In 2011, a Brazilian man found a Magellanic penguin dripping with oil and starving by his home on an island near Rio de Janeiro, Brazil. After cleaning him up and feeding him back to strength, an inseparable friendship was born.
When Joao Pereira de Souza, 71, let the penguin back into the sea, he thought their paths had strayed for good. However, to his surprise, the penguin returned to the island a few months later and followed him back to his home.
Every year since, the penguin spends eight months of the year on the Brazilian island with his new companion, only returning to the Patagonian coast in southern Chile and Brazil to breed in spring.

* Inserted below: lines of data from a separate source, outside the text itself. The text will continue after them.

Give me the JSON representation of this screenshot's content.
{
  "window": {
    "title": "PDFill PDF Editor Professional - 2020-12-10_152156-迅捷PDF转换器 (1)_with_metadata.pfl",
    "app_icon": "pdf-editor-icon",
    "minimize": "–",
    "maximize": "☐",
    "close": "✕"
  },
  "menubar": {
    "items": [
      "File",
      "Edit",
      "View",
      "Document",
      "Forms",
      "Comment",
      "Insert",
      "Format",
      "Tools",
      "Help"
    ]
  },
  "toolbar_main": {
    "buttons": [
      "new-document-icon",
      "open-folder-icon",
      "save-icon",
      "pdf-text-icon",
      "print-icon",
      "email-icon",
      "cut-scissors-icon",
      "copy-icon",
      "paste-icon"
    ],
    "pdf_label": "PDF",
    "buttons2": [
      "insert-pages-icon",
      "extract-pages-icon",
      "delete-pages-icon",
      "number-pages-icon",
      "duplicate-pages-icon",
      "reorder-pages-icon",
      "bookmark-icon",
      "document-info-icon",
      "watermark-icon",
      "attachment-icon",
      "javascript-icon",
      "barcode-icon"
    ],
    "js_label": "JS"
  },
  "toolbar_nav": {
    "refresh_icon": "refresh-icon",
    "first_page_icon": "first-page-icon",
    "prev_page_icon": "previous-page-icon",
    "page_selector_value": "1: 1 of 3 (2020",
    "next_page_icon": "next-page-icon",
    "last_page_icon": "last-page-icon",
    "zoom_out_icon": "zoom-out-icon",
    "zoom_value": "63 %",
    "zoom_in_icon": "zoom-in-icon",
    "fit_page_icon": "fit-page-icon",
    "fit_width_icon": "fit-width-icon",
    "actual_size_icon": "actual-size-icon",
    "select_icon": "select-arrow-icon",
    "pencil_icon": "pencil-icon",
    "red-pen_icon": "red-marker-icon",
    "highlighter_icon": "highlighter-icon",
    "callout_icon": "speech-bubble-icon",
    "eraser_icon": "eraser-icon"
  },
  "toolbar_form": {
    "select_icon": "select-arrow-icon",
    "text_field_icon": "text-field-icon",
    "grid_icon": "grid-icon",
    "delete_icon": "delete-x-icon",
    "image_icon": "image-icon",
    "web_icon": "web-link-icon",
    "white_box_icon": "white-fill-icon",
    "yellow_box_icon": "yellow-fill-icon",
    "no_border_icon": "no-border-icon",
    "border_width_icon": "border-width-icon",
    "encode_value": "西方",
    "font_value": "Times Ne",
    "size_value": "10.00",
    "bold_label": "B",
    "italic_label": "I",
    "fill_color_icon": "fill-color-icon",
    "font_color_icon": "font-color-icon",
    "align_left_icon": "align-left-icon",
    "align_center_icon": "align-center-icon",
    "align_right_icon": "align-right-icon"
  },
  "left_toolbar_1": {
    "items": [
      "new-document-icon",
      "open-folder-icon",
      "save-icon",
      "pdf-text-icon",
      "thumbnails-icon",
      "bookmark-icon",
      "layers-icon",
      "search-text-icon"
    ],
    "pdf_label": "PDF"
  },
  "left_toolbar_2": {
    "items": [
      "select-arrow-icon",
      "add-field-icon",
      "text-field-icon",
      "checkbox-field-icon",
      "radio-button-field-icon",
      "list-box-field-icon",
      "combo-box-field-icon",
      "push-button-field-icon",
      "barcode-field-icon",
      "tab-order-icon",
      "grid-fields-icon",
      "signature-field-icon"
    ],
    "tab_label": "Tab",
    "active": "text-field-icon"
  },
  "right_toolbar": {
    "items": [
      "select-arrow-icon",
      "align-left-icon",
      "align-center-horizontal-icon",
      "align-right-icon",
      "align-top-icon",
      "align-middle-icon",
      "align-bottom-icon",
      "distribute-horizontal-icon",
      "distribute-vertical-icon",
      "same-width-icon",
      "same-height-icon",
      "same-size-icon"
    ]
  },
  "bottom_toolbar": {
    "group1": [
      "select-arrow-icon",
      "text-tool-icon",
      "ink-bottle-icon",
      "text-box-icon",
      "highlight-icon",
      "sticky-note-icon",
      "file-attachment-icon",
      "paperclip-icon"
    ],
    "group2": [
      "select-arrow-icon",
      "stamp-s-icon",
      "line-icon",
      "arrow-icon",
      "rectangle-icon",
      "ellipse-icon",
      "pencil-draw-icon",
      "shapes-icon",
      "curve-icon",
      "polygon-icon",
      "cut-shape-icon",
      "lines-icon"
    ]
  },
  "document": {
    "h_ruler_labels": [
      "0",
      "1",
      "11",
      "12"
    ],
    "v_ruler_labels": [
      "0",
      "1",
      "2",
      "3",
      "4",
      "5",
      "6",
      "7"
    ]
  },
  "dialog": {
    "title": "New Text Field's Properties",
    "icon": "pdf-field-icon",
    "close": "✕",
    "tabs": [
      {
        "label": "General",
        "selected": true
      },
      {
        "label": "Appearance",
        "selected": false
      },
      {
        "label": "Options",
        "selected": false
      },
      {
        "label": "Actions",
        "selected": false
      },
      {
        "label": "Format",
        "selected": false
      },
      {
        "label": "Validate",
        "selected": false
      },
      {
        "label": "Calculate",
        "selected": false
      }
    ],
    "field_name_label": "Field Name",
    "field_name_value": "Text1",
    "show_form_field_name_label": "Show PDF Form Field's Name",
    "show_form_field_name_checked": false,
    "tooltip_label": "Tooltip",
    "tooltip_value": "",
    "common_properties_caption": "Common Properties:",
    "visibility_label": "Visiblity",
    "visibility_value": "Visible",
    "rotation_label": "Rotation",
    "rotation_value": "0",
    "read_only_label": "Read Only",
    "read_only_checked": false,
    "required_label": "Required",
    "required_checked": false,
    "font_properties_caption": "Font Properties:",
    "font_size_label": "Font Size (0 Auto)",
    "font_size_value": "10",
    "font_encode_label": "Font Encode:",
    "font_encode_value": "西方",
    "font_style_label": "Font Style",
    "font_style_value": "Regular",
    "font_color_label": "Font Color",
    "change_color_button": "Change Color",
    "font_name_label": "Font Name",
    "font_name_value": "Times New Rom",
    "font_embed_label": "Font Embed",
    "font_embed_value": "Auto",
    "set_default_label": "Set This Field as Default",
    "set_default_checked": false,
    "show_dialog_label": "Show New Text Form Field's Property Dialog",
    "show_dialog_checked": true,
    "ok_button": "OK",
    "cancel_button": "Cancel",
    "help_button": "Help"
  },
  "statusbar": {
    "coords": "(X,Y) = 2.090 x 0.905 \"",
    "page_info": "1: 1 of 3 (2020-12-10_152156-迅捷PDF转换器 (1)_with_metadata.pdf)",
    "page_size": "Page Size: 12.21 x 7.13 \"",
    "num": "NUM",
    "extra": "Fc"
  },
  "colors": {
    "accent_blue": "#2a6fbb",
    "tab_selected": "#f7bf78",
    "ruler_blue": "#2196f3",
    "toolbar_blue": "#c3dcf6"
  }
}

It’s reported by the Wall Street Journal that this journey is around 3,200 kilometers (2,000 miles).
De Souza, a retired bricklayer, has named his new pal JinJing.
“I love the penguin like it’s my own child and I believe the penguin loves me,” de Souza told Globo TV. “No one else is allowed to touch him. He pecks them if they do. He lays on my lap, lets me give him showers, allows me to feed him sardines and to pick him up.”
According to the IUCN Red List, the Magellanic penguin (Spheniscus magellanicus) is categorized as near threatened species. While it’s not unheard of for the penguins to migrate up to Brazil, there are few reports of individuals heading as far north as Rio de Janeiro in normal circumstances.
Mario Castro, a local fisherman, told the Wall Street Journal: “The funniest thing is, the penguin might stay here for a week, then it will walk down to the beach and leaves. It spends 10, 12 or 15 days, then comes back to the same house,”
Speaking to The Independent, biologist Joao Paulo Krajewski, who interviewed de Souza for Globo TV, said: “I have never seen anything like this before. I think the penguin believes Joao is part of his family and probably a penguin as well. When he sees him he wags his tail like a dog and honks with delight.”